When my daughter gets upset about monsters, my husband makes jokes to try to cheer her up. I am worried that he is making the problem worse. What do you think?

Your husband is probably a monster. Drug him at dinner, and when he’s unconscious, strip his body naked. If he’s been “husked,” he will have the Mark of Corthar on his chest (see link). If he has the mark, cut off his head.

How long will this phase last?

Experts agree that the Age of Monsters is just getting started. There is no end in sight. This is simply the “new normal,” and we all have to accept it.

What do I do if I’m feeling overwhelmed?

Don’t beat yourself up about it. In these scary haunted times, it’s normal to occasionally feel stressed. If possible, try to carve out some daily “me” time. Maybe it’s a glass of wine in the bath while your daughter watches an educational cartoon in the next room? Maybe it’s a full bottle of whiskey on the roof while you fire your shotgun at the sky, screaming at the monsters to “just kill me already”? Regardless, it’s important to do what you can to manage your anxiety. Otherwise, you might end up “modeling” nervous behavior for your child, which could in turn cause her to experience stress of her own.

Or maybe you should just be straight with her.

What do you mean?

Maybe, when your child asks if something’s wrong, you should just tell her the truth: “Yes. Something is very wrong. Monsters are real and they are out there everywhere, trying to kill us.”

Won’t that freak her out?

She’s freaked out already. And she should be. The world as we know it is over, and it’s never coming back.

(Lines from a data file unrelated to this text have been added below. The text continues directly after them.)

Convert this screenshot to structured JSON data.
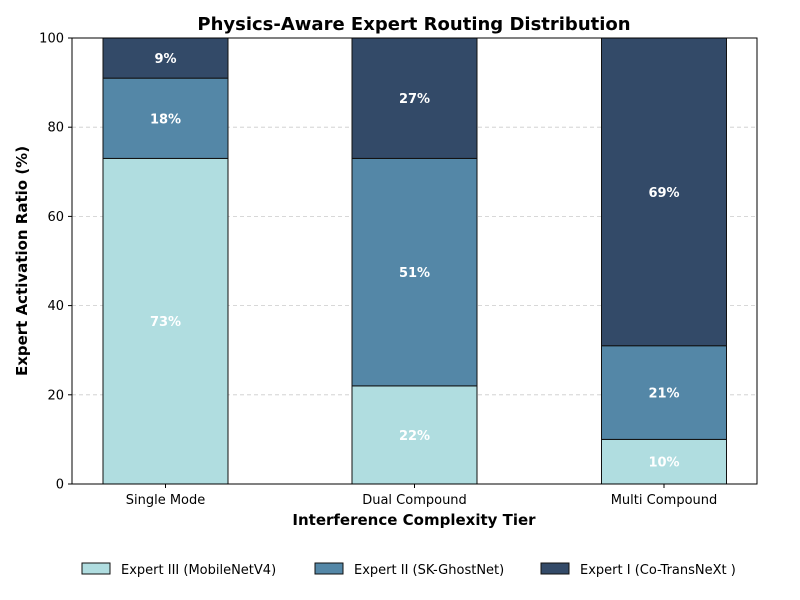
{
  "chart_data": {
    "type": "bar",
    "stacked": true,
    "title": "Physics-Aware Expert Routing Distribution",
    "xlabel": "Interference Complexity Tier",
    "ylabel": "Expert Activation Ratio (%)",
    "ylim": [
      0,
      100
    ],
    "yticks": [
      0,
      20,
      40,
      60,
      80,
      100
    ],
    "grid": "horizontal-dashed",
    "legend_position": "bottom",
    "categories": [
      "Single Mode",
      "Dual Compound",
      "Multi Compound"
    ],
    "series": [
      {
        "name": "Expert III (MobileNetV4)",
        "values": [
          73,
          22,
          10
        ],
        "labels": [
          "73%",
          "22%",
          "10%"
        ],
        "color": "#b0dde0"
      },
      {
        "name": "Expert II (SK-GhostNet)",
        "values": [
          18,
          51,
          21
        ],
        "labels": [
          "18%",
          "51%",
          "21%"
        ],
        "color": "#5487a7"
      },
      {
        "name": "Expert I (Co-TransNeXt )",
        "values": [
          9,
          27,
          69
        ],
        "labels": [
          "9%",
          "27%",
          "69%"
        ],
        "color": "#334a68"
      }
    ]
  }
}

So, what are you saying? What am I supposed to do? Just give up?

You could give up.

Or you could fight.

What are you talking about?

I’m talking about taking those monster bastards down.

Whoa, whoa, whoa—hold on. Isn’t that impossible?

Maybe. But isn’t it worth a shot? Isn’t it better than just sitting there, waiting to die?

I can’t!

You can.

I’m scared!

I know. But you’re stronger than you think. You can do this.

How?

Research the monsters. Learn their weaknesses. Develop a strategy. Stockpile weapons. Train obsessively. Strengthen your body and your mind.

And then what?

When the moment comes, look your child in the eye. Tell her that the stakes are high, but you’re not giving up. Tell her that you will do anything you can to protect her, and even though it’s possible you’ll fail, you’re going to fight for her with everything you’ve got. Tell her, “If these motherfucking monsters think that they can fuck with my family without me shooting them first in the face, they need to get their heads examined, because I’m going to come at them so fucking hard right now.” Watch the strength return to your child as she sees you’re in no way fucking around. Listen with pride as she vows to fight the monsters by your side. Look out the window and stare down the monsters together. Dare them to fuck with your family. Dare them to fuck with the people that you love. Take your child by the hand. Arm her to the teeth. Tell her you love her. Open the door.